Health Education

Potty Training & Baby Development in Woodburn & Salem, OR

Potty Training & Baby Development in Woodburn & Salem, OR

January 08, 2013  |    |  Spanish version »

Potty training your child can be a major parenting milestone. It’s a big step for kids and parents, but before beginning this long and sometimes trying process, it’s important to know how and when to begin potty training with your child. 

Most children are ready to begin toilet training between 22 and 30 months of age; however, each child is different and some may be ready earlier or much later. It’s important to wait until your child is both physically and emotionally ready, or potty training can be a long and difficult experience for you both.

Some signs to look for that may indicate whether your child is ready for potty training or not include:

  • Bowel movements around the same time each day
  • No bowel movements at night
  • Dry diapers after a nap or for at least 2 hours at a time
  • Complaints about wet or dirty diapers
  • Use of words or facial expressions to communicate when they need to go to the bathroom

In addition to these signs that your child may be physically ready, children should have mastered basic motor skills and be able to walk, talk, and remove clothing in order to begin potty training.

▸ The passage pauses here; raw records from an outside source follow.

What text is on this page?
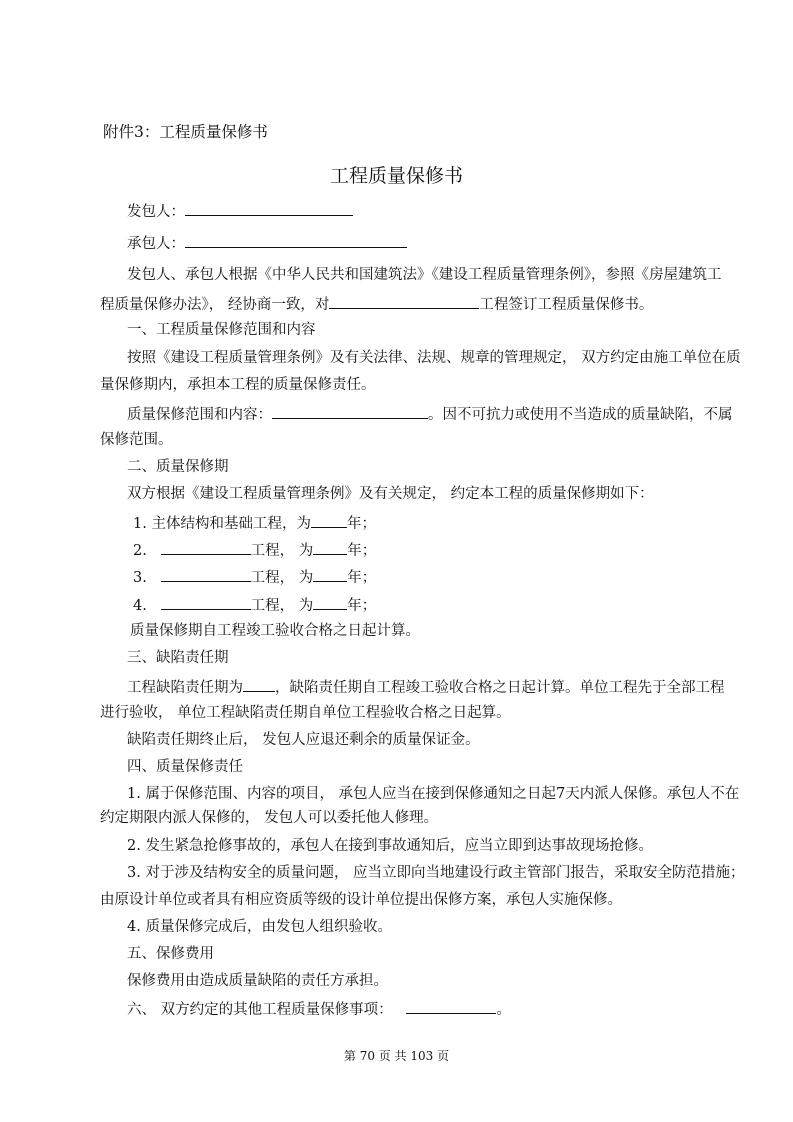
附件3：工程质量保修书
工程质量保修书
发包人：
承包人：
发包人、承包人根据《中华人民共和国建筑法》《建设工程质量管理条例》，参照《房屋建筑工
程质量保修办法》， 经协商一致，对	工程签订工程质量保修书。
一、工程质量保修范围和内容
按照《建设工程质量管理条例》及有关法律、法规、规章的管理规定， 双方约定由施工单位在质
量保修期内，承担本工程的质量保修责任。
质量保修范围和内容：	。因不可抗力或使用不当造成的质量缺陷，不属
保修范围。
二、质量保修期
双方根据《建设工程质量管理条例》及有关规定， 约定本工程的质量保修期如下：
1. 主体结构和基础工程，为 年；
2.	工程， 为 年；
3.	工程， 为 年；
4.	工程， 为 年；
质量保修期自工程竣工验收合格之日起计算。
三、缺陷责任期
工程缺陷责任期为 ，缺陷责任期自工程竣工验收合格之日起计算。单位工程先于全部工程
进行验收， 单位工程缺陷责任期自单位工程验收合格之日起算。
缺陷责任期终止后， 发包人应退还剩余的质量保证金。
四、质量保修责任
1. 属于保修范围、内容的项目， 承包人应当在接到保修通知之日起7天内派人保修。承包人不在
约定期限内派人保修的， 发包人可以委托他人修理。
2. 发生紧急抢修事故的，承包人在接到事故通知后，应当立即到达事故现场抢修。
3. 对于涉及结构安全的质量问题， 应当立即向当地建设行政主管部门报告，采取安全防范措施；
由原设计单位或者具有相应资质等级的设计单位提出保修方案，承包人实施保修。
4. 质量保修完成后，由发包人组织验收。
五、保修费用
保修费用由造成质量缺陷的责任方承担。
六、 双方约定的其他工程质量保修事项：	。
第 70 页 共 103 页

Once you have decided that you and your child are ready to begin potty training, create a plan for the process and remember to map goals and plan ahead for rewards! Staying positive and encouraging your child will go a long way in helping them learn to use the toilet on their own.

Here are some other useful guidelines to help you and your child through the process:

  • Place a potty chair in the bathroom and explain its use to your child while they sit in it.
  • Discuss the bathroom using simple, correct terms and let your child know that they can talk about using the bathroom in the same way.
  • Schedule regular potty breaks throughout the day and sit with your child while they sit on the potty chair and try to use the toilet. Reading a potty-training book or giving your child a special toy to use while sitting on the chair will help keep them occupied as they try to use the toilet.
  • Offer regular praise, even just for trying. Letting your child know that you are proud of them for trying or succeeding and reminding them that they can try again later helps reinforce using the toilet as a positive behavior.
  • Pay attention to signs that your child may need to use the toilet (squatting, squirming, or becoming quiet) and respond quickly.
  • Encourage children to speak up and let you know when they need to use the toilet.
  • Dress your child in clothes that are easy for them to remove when they need to use the toilet and avoid belts, overalls, tights, or other items of clothing that take more time to remove.
  • Let your child flush the toilet and wash your hands with them afterward to show proper hand-washing techniques.
  • Conquer daytime potty training before tackling nighttime training. Use pull-ups or disposable training pants at night and during naps until your child has control of their bladder during the day.

Remember to celebrate the small milestones along the way, such as the first shopping trip to buy “big kid” underwear or a day without an accident. If and when accidents occur, prepare for them by carrying a change of clothing, staying calm, and refraining from scolding or disciplining your child. Discuss the accident in a matter-of-fact way and talk to your child about what can happen differently next time.

Potty training can be quick and simple or a long process, but patience, positive reinforcement, and a good sense of humor can help make this an easier experience for both you and your child.